A reader pointed out that I didn’t write a “best of 2016” post, which is correct, but “best of” strikes me wrong, so I’m going to write about good books that I happened to read in 2016 and that you should read too.
* The Undoing Project: A Friendship That Changed Our Minds by Michael Lewis, probably the best book I read all year, except maybe for Blindsight, but that is so different that the two aren’t really comparable.
* Perfect Rigor: A Genius and the Mathematical Breakthrough of the Century by Masha Gessen, another narrative nonfiction book, though this one emerged and escaped my notice in 2009.
* The Map and the Territory by Houellebecq, still weird and likely always weird; Houellebecq has his misses, especially The Possibility of an Island, but his hits are strong, weird, and different—with “different” too often meaning “bad,” but not in his case.

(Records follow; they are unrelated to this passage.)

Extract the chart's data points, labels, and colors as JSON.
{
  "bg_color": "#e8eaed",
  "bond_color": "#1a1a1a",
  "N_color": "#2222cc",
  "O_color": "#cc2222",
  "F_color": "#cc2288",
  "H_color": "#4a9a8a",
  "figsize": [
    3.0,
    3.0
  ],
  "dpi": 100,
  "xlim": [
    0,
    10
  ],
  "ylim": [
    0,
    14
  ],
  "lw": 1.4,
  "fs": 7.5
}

* Cryptonomicon by Neal Stephenson, one of those amazing books worth re-reading whenever you can’t find a new book to read.
* The Song Machine: Inside the Hit Factory by John Seabrook, which is novelistic in detail and beautifully reported. I didn’t fully know where the music everyone listens to comes from and now I do.
I’ve been having trouble finding really good novels, though my tastes are idiosyncratic and I don’t have rules for what makes a good novel besides the tautological, “Be really good.” If you have suggestions drop me a line.
The most-visited post I wrote last year is “The race to the bottom of victimhood and ‘social justice’ culture.”